Flow rate control and processing throughput
Commonly the most desirable attribute of needle-less electrospinning systems is the lack of clogging, which enables continuous high-throughput of electrospun fibers with little to no user intervention. However, it does not offer the control and fine-tuning of the process that needle-based electrospinning does. For example, without a needle, there is no precise control over Taylor cone formation, nor constant charge accumulation at the spinneret. With a needle-less setup, fiber production also depends heavily on the electric field pulling force over the solution, which often translates to requiring the application of higher voltages compared to the minimum necessary voltage for needle-based electrospinning.
Complex fiber structure formation is typically not seen
While needle-less electrospinning setups are well-suited for certain applications, they may not be the most effective for generating complex fiber structures like Janus fibers, coaxial, or multi-axial fibers. They are also not ideal for electrospun encapsulation of expensive materials like active pharmaceutical ingredients for drug delivery, or growth factors for medical treatments. The lack of control over the formation of Taylor cones in needle-less electrospinning and the inability to fine-tune flow rate make needle-based electrospinning the better setup for these types of applications.
Slit Injector from Fluidnatek
In an effort to capitalize on the benefits of both needle-based and needle-less electrospinning, the slit injector was developed, which ushers in a new generation of needle-less electrospinning processes. The slit injector overcomes some of the hurdles of needle-less electrospinning by flowing the solution through a small slit of fixed length, which accumulates all electric charges in a much smaller area than the surface area of the open solution vessel that is traditionally used. With this narrow slit emitter, charges accumulate and easily concentrate, resulting in the formation of a Taylor cone that remains stable over time. The stable Taylor cone allows increased sample throughput and proper control over flow rate.

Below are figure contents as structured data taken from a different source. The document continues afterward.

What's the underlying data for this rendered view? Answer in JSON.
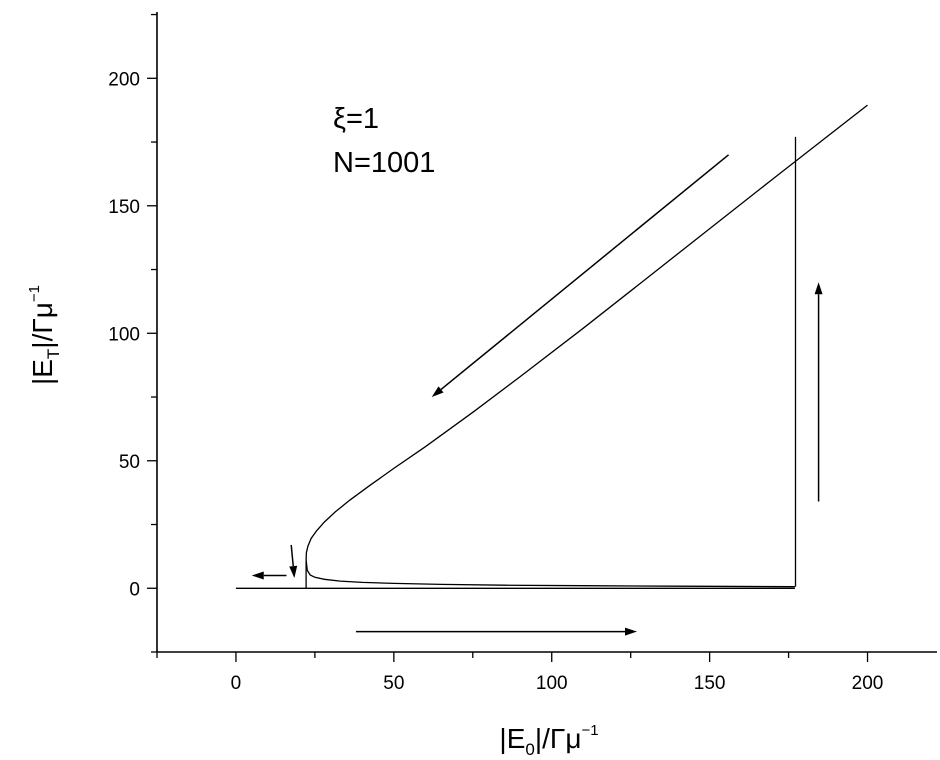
{
  "chart_data": {
    "type": "line",
    "title": "",
    "xlabel_parts": [
      "|E",
      "0",
      "|/Γμ",
      "−1"
    ],
    "ylabel_parts": [
      "|E",
      "T",
      "|/Γμ",
      "−1"
    ],
    "xlim": [
      -25,
      222
    ],
    "ylim": [
      -25,
      226
    ],
    "xticks": [
      0,
      50,
      100,
      150,
      200
    ],
    "yticks": [
      0,
      50,
      100,
      150,
      200
    ],
    "tick_labels_x": [
      "0",
      "50",
      "100",
      "150",
      "200"
    ],
    "tick_labels_y": [
      "0",
      "50",
      "100",
      "150",
      "200"
    ],
    "grid": false,
    "annotations": [
      "ξ=1",
      "N=1001"
    ],
    "series": [
      {
        "x": [
          22.2,
          22.3,
          22.8,
          23.8,
          25.5,
          28,
          31.5,
          36,
          42,
          50,
          60,
          75,
          90,
          110,
          130,
          150,
          170,
          185,
          200
        ],
        "y": [
          11,
          14,
          16.5,
          19.5,
          22.5,
          26,
          30,
          34.5,
          40,
          47,
          55.5,
          69,
          83,
          102,
          121.5,
          141,
          160.5,
          175,
          189.5
        ]
      },
      {
        "x": [
          22.2,
          22.6,
          23.5,
          25,
          28,
          33,
          40,
          50,
          65,
          85,
          110,
          140,
          177
        ],
        "y": [
          11,
          7,
          5.2,
          4.3,
          3.5,
          2.8,
          2.3,
          1.9,
          1.5,
          1.2,
          1,
          0.8,
          0.6
        ]
      },
      {
        "x": [
          0,
          22.2,
          177
        ],
        "y": [
          0,
          0,
          0
        ]
      },
      {
        "x": [
          22.2,
          22.2
        ],
        "y": [
          0,
          11
        ]
      },
      {
        "x": [
          177.2,
          177.2
        ],
        "y": [
          0.6,
          177
        ]
      }
    ],
    "arrows": [
      {
        "x": [
          156,
          62
        ],
        "y": [
          170,
          75
        ]
      },
      {
        "x": [
          184.5,
          184.5
        ],
        "y": [
          34,
          120
        ]
      },
      {
        "x": [
          38,
          127
        ],
        "y": [
          -17,
          -17
        ]
      },
      {
        "x": [
          16,
          5
        ],
        "y": [
          5,
          5
        ]
      },
      {
        "x": [
          17.5,
          18.5
        ],
        "y": [
          17,
          4
        ]
      }
    ]
  }
}
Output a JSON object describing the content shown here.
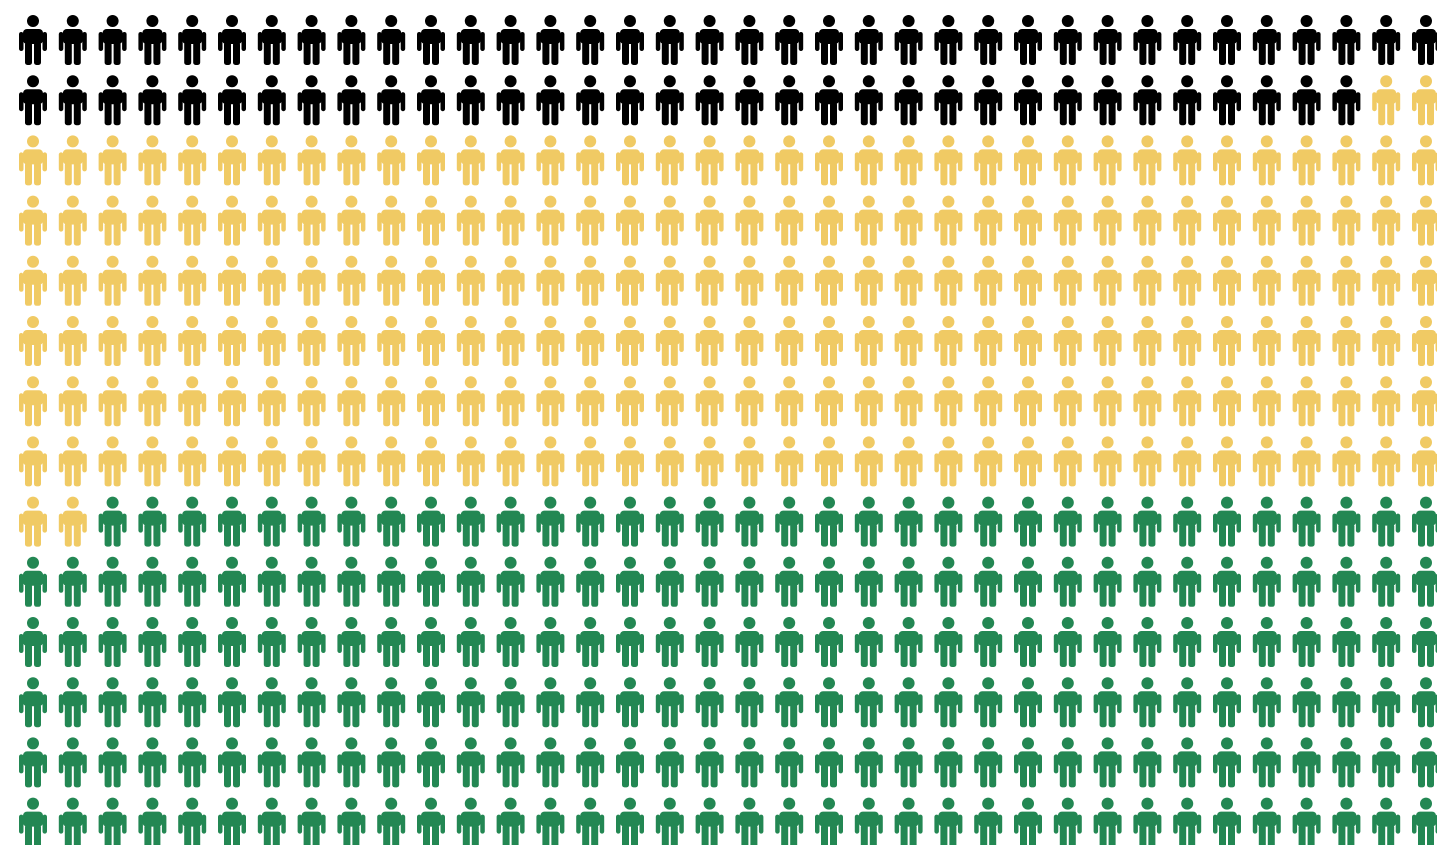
{
  "chart_data": {
    "type": "pictogram",
    "icon": "person-icon",
    "columns": 36,
    "rows": 14,
    "series": [
      {
        "color": "#000000",
        "count": 70
      },
      {
        "color": "#F0CA64",
        "count": 220
      },
      {
        "color": "#238753",
        "count": 214
      }
    ]
  }
}
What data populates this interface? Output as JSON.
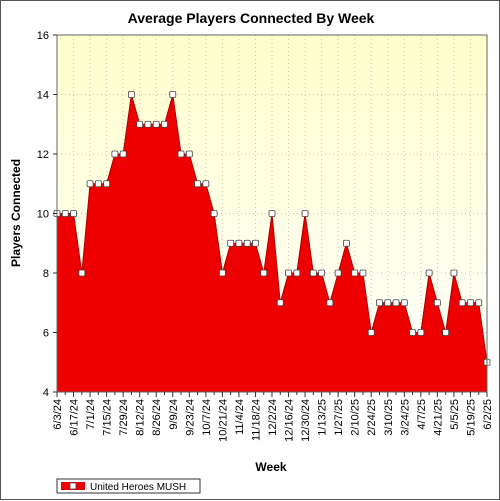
{
  "chart_data": {
    "type": "area",
    "title": "Average Players Connected By Week",
    "xlabel": "Week",
    "ylabel": "Players Connected",
    "ylim": [
      4,
      16
    ],
    "yticks": [
      4,
      6,
      8,
      10,
      12,
      14,
      16
    ],
    "x_tick_labels": [
      "6/3/24",
      "6/17/24",
      "7/1/24",
      "7/15/24",
      "7/29/24",
      "8/12/24",
      "8/26/24",
      "9/9/24",
      "9/23/24",
      "10/7/24",
      "10/21/24",
      "11/4/24",
      "11/18/24",
      "12/2/24",
      "12/16/24",
      "12/30/24",
      "1/13/25",
      "1/27/25",
      "2/10/25",
      "2/24/25",
      "3/10/25",
      "3/24/25",
      "4/7/25",
      "4/21/25",
      "5/5/25",
      "5/19/25",
      "6/2/25"
    ],
    "grid": true,
    "legend_position": "bottom-left",
    "colors": {
      "fill": "#ee0000",
      "line": "#aa0000",
      "plot_bg_top": "#ffffcc",
      "plot_bg_bottom": "#ffffff",
      "grid": "#c8c8a0"
    },
    "series": [
      {
        "name": "United Heroes MUSH",
        "values": [
          10,
          10,
          10,
          8,
          11,
          11,
          11,
          12,
          12,
          14,
          13,
          13,
          13,
          13,
          14,
          12,
          12,
          11,
          11,
          10,
          8,
          9,
          9,
          9,
          9,
          8,
          10,
          7,
          8,
          8,
          10,
          8,
          8,
          7,
          8,
          9,
          8,
          8,
          6,
          7,
          7,
          7,
          7,
          6,
          6,
          8,
          7,
          6,
          8,
          7,
          7,
          7,
          5
        ]
      }
    ]
  }
}
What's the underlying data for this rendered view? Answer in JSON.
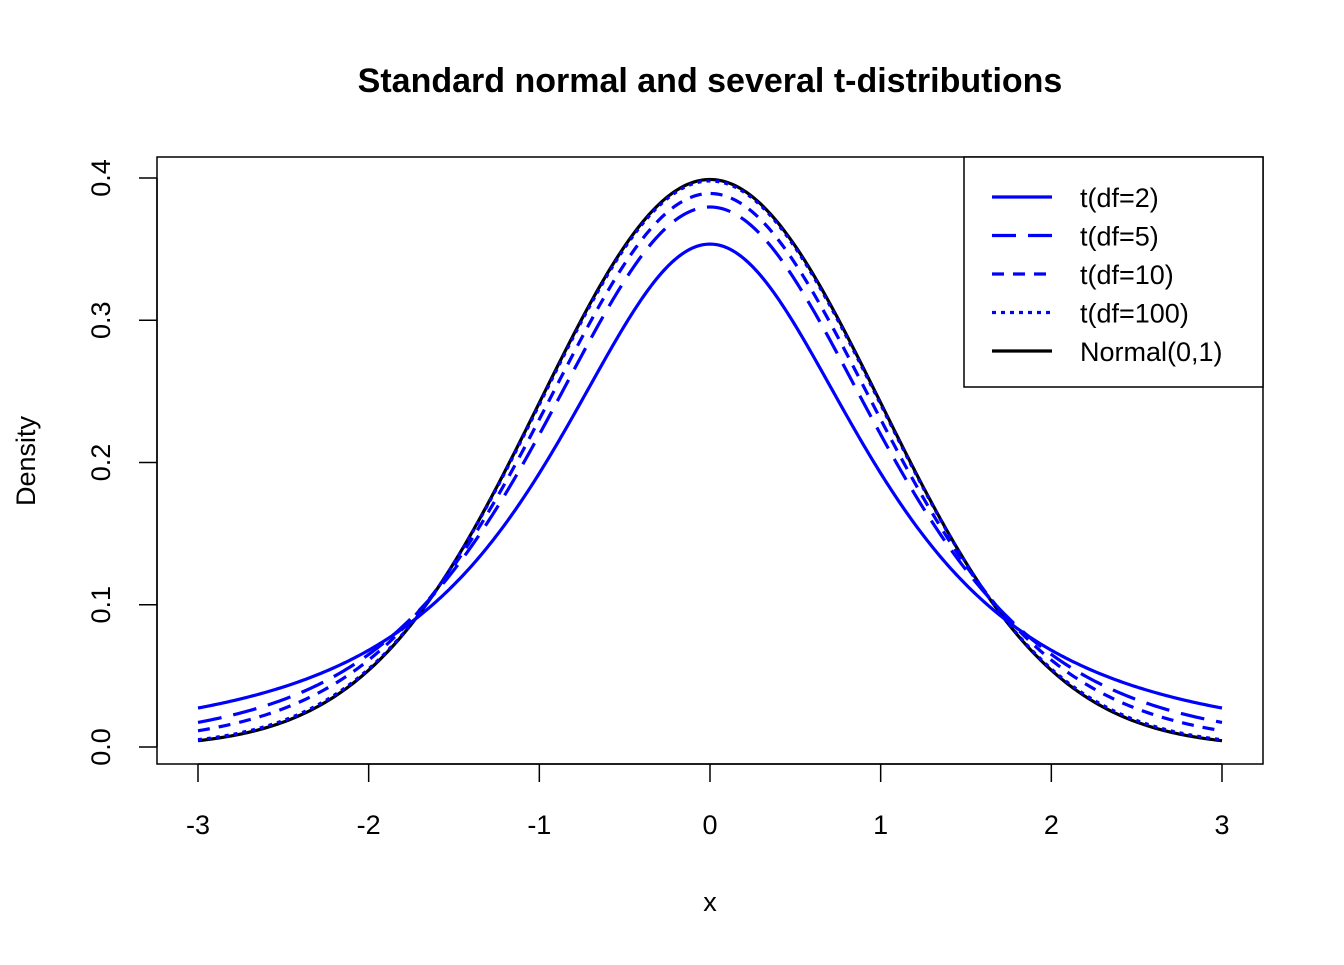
{
  "chart_data": {
    "type": "line",
    "title": "Standard normal and several t-distributions",
    "xlabel": "x",
    "ylabel": "Density",
    "xlim": [
      -3,
      3
    ],
    "ylim": [
      0,
      0.4
    ],
    "xticks": [
      "-3",
      "-2",
      "-1",
      "0",
      "1",
      "2",
      "3"
    ],
    "yticks": [
      "0.0",
      "0.1",
      "0.2",
      "0.3",
      "0.4"
    ],
    "legend_position": "top-right",
    "x": [
      -3,
      -2.5,
      -2,
      -1.5,
      -1,
      -0.5,
      0,
      0.5,
      1,
      1.5,
      2,
      2.5,
      3
    ],
    "series": [
      {
        "name": "t(df=2)",
        "df": 2,
        "color": "#0000ff",
        "linestyle": "solid",
        "values": [
          0.0274,
          0.0422,
          0.068,
          0.1141,
          0.1925,
          0.2963,
          0.3536,
          0.2963,
          0.1925,
          0.1141,
          0.068,
          0.0422,
          0.0274
        ]
      },
      {
        "name": "t(df=5)",
        "df": 5,
        "color": "#0000ff",
        "linestyle": "longdash",
        "values": [
          0.0173,
          0.0333,
          0.0651,
          0.1245,
          0.2197,
          0.3279,
          0.3796,
          0.3279,
          0.2197,
          0.1245,
          0.0651,
          0.0333,
          0.0173
        ]
      },
      {
        "name": "t(df=10)",
        "df": 10,
        "color": "#0000ff",
        "linestyle": "dashed",
        "values": [
          0.0114,
          0.0269,
          0.0611,
          0.1275,
          0.2304,
          0.3397,
          0.3891,
          0.3397,
          0.2304,
          0.1275,
          0.0611,
          0.0269,
          0.0114
        ]
      },
      {
        "name": "t(df=100)",
        "df": 100,
        "color": "#0000ff",
        "linestyle": "dotted",
        "values": [
          0.0051,
          0.0187,
          0.0553,
          0.1301,
          0.2414,
          0.351,
          0.3979,
          0.351,
          0.2414,
          0.1301,
          0.0553,
          0.0187,
          0.0051
        ]
      },
      {
        "name": "Normal(0,1)",
        "df": null,
        "color": "#000000",
        "linestyle": "solid",
        "values": [
          0.0044,
          0.0175,
          0.054,
          0.1295,
          0.242,
          0.3521,
          0.3989,
          0.3521,
          0.242,
          0.1295,
          0.054,
          0.0175,
          0.0044
        ]
      }
    ]
  }
}
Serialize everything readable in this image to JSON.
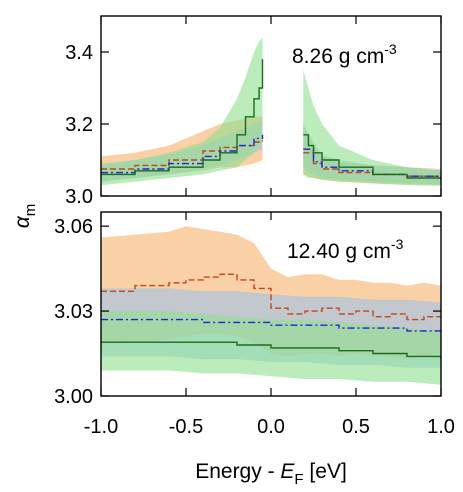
{
  "chart_data": {
    "type": "line",
    "xlabel": {
      "main": "Energy - ",
      "var": "E",
      "sub": "F",
      "unit": " [eV]"
    },
    "ylabel": {
      "var": "α",
      "sub": "m"
    },
    "x_ticks": [
      "-1.0",
      "-0.5",
      "0.0",
      "0.5",
      "1.0"
    ],
    "x_tick_values": [
      -1.0,
      -0.5,
      0.0,
      0.5,
      1.0
    ],
    "xlim": [
      -1.0,
      1.0
    ],
    "colors": {
      "orange_line": "#c0451a",
      "orange_band": "#f7b06a",
      "blue_line": "#1f24d6",
      "blue_band": "#9cc3ea",
      "green_line": "#1b6b1b",
      "green_band": "#8fe08f"
    },
    "panels": [
      {
        "annotation": {
          "text": "8.26 g cm",
          "sup": "-3"
        },
        "ylim": [
          3.0,
          3.5
        ],
        "y_ticks": [
          "3.0",
          "3.2",
          "3.4"
        ],
        "y_tick_values": [
          3.0,
          3.2,
          3.4
        ],
        "gap": [
          -0.03,
          0.17
        ],
        "series": [
          {
            "style": "dashed",
            "color_key": "orange",
            "x": [
              -1.0,
              -0.8,
              -0.6,
              -0.4,
              -0.3,
              -0.2,
              -0.1,
              -0.05,
              0.19,
              0.25,
              0.3,
              0.4,
              0.6,
              0.8,
              1.0
            ],
            "y": [
              3.075,
              3.085,
              3.1,
              3.125,
              3.135,
              3.14,
              3.15,
              3.155,
              3.12,
              3.09,
              3.075,
              3.065,
              3.06,
              3.055,
              3.052
            ],
            "lo": [
              3.04,
              3.05,
              3.06,
              3.07,
              3.08,
              3.08,
              3.09,
              3.1,
              3.06,
              3.05,
              3.045,
              3.04,
              3.035,
              3.032,
              3.03
            ],
            "hi": [
              3.11,
              3.12,
              3.14,
              3.18,
              3.2,
              3.21,
              3.22,
              3.22,
              3.19,
              3.14,
              3.11,
              3.095,
              3.085,
              3.08,
              3.075
            ]
          },
          {
            "style": "dashdot",
            "color_key": "blue",
            "x": [
              -1.0,
              -0.8,
              -0.6,
              -0.4,
              -0.3,
              -0.2,
              -0.1,
              -0.05,
              0.19,
              0.25,
              0.3,
              0.4,
              0.6,
              0.8,
              1.0
            ],
            "y": [
              3.065,
              3.075,
              3.09,
              3.11,
              3.125,
              3.14,
              3.16,
              3.17,
              3.13,
              3.095,
              3.08,
              3.07,
              3.06,
              3.055,
              3.05
            ],
            "lo": [
              3.04,
              3.05,
              3.06,
              3.075,
              3.085,
              3.1,
              3.12,
              3.13,
              3.08,
              3.06,
              3.05,
              3.045,
              3.04,
              3.035,
              3.032
            ],
            "hi": [
              3.085,
              3.1,
              3.115,
              3.14,
              3.16,
              3.18,
              3.2,
              3.21,
              3.2,
              3.15,
              3.115,
              3.1,
              3.085,
              3.08,
              3.072
            ]
          },
          {
            "style": "solid",
            "color_key": "green",
            "x": [
              -1.0,
              -0.8,
              -0.6,
              -0.4,
              -0.3,
              -0.2,
              -0.15,
              -0.1,
              -0.07,
              -0.05,
              0.19,
              0.22,
              0.25,
              0.3,
              0.4,
              0.6,
              0.8,
              1.0
            ],
            "y": [
              3.06,
              3.07,
              3.08,
              3.1,
              3.12,
              3.17,
              3.22,
              3.27,
              3.3,
              3.38,
              3.17,
              3.14,
              3.12,
              3.1,
              3.08,
              3.06,
              3.05,
              3.045
            ],
            "lo": [
              3.03,
              3.04,
              3.05,
              3.06,
              3.07,
              3.08,
              3.1,
              3.12,
              3.14,
              3.15,
              3.06,
              3.05,
              3.05,
              3.045,
              3.04,
              3.035,
              3.03,
              3.028
            ],
            "hi": [
              3.09,
              3.1,
              3.12,
              3.15,
              3.19,
              3.27,
              3.33,
              3.4,
              3.43,
              3.44,
              3.35,
              3.3,
              3.25,
              3.2,
              3.14,
              3.1,
              3.08,
              3.07
            ]
          }
        ]
      },
      {
        "annotation": {
          "text": "12.40 g cm",
          "sup": "-3"
        },
        "ylim": [
          3.0,
          3.065
        ],
        "y_ticks": [
          "3.00",
          "3.03",
          "3.06"
        ],
        "y_tick_values": [
          3.0,
          3.03,
          3.06
        ],
        "series": [
          {
            "style": "dashed",
            "color_key": "orange",
            "x": [
              -1.0,
              -0.8,
              -0.6,
              -0.5,
              -0.4,
              -0.3,
              -0.2,
              -0.1,
              0.0,
              0.1,
              0.2,
              0.3,
              0.4,
              0.5,
              0.6,
              0.7,
              0.8,
              0.9,
              1.0
            ],
            "y": [
              3.037,
              3.039,
              3.04,
              3.041,
              3.042,
              3.043,
              3.041,
              3.038,
              3.031,
              3.029,
              3.03,
              3.031,
              3.029,
              3.03,
              3.028,
              3.029,
              3.027,
              3.028,
              3.027
            ],
            "lo": [
              3.018,
              3.019,
              3.02,
              3.021,
              3.022,
              3.022,
              3.021,
              3.019,
              3.015,
              3.014,
              3.015,
              3.015,
              3.014,
              3.015,
              3.014,
              3.014,
              3.013,
              3.014,
              3.013
            ],
            "hi": [
              3.056,
              3.057,
              3.058,
              3.06,
              3.059,
              3.058,
              3.057,
              3.054,
              3.045,
              3.042,
              3.043,
              3.043,
              3.041,
              3.041,
              3.04,
              3.04,
              3.039,
              3.04,
              3.039
            ]
          },
          {
            "style": "dashdot",
            "color_key": "blue",
            "x": [
              -1.0,
              -0.8,
              -0.6,
              -0.4,
              -0.2,
              0.0,
              0.2,
              0.4,
              0.6,
              0.8,
              1.0
            ],
            "y": [
              3.027,
              3.027,
              3.027,
              3.026,
              3.026,
              3.025,
              3.025,
              3.024,
              3.024,
              3.023,
              3.023
            ],
            "lo": [
              3.014,
              3.014,
              3.014,
              3.013,
              3.013,
              3.012,
              3.012,
              3.011,
              3.011,
              3.01,
              3.01
            ],
            "hi": [
              3.038,
              3.038,
              3.038,
              3.037,
              3.037,
              3.036,
              3.035,
              3.035,
              3.034,
              3.034,
              3.033
            ]
          },
          {
            "style": "solid",
            "color_key": "green",
            "x": [
              -1.0,
              -0.8,
              -0.6,
              -0.4,
              -0.2,
              0.0,
              0.2,
              0.4,
              0.6,
              0.8,
              1.0
            ],
            "y": [
              3.019,
              3.019,
              3.019,
              3.019,
              3.018,
              3.017,
              3.017,
              3.016,
              3.015,
              3.014,
              3.013
            ],
            "lo": [
              3.009,
              3.009,
              3.009,
              3.008,
              3.008,
              3.007,
              3.006,
              3.006,
              3.005,
              3.005,
              3.004
            ],
            "hi": [
              3.03,
              3.03,
              3.03,
              3.029,
              3.028,
              3.027,
              3.027,
              3.026,
              3.025,
              3.024,
              3.023
            ]
          }
        ]
      }
    ]
  }
}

In addition to maintaining control over the flow rate of the solution moving through the slit injector, users are also able to prevent solvent evaporation over time since the solution can be fed from a closed reservoir, which is similar to the solution-feeding system in needle-based electrospinning. However, the slit injector does not require the use of needles to achieve stable Taylor cones, so labs can eliminate the setup time that is usually associated with multi-needle assemblies, and conserve resources such as consumable needles, minimizing the cost per process. Crown, or drying defects, will also be significantly reduced with solutions that tend to evaporate quickly, or when control over environmental conditions is not possible.
The slit injector designed by the Fluidnatek team also supports processing of solutions by electro-blow spinning via gas-assisted processing to further improve sample throughput over conventional needle-less electrospinning setups.
Figure 9. a) Processing PAN fibers with the slit injector of 10 cm in length and b) Video of the process of an electrospun sample with two simultaneous slit injectors while collecting the fiber material on a roll-to-roll system.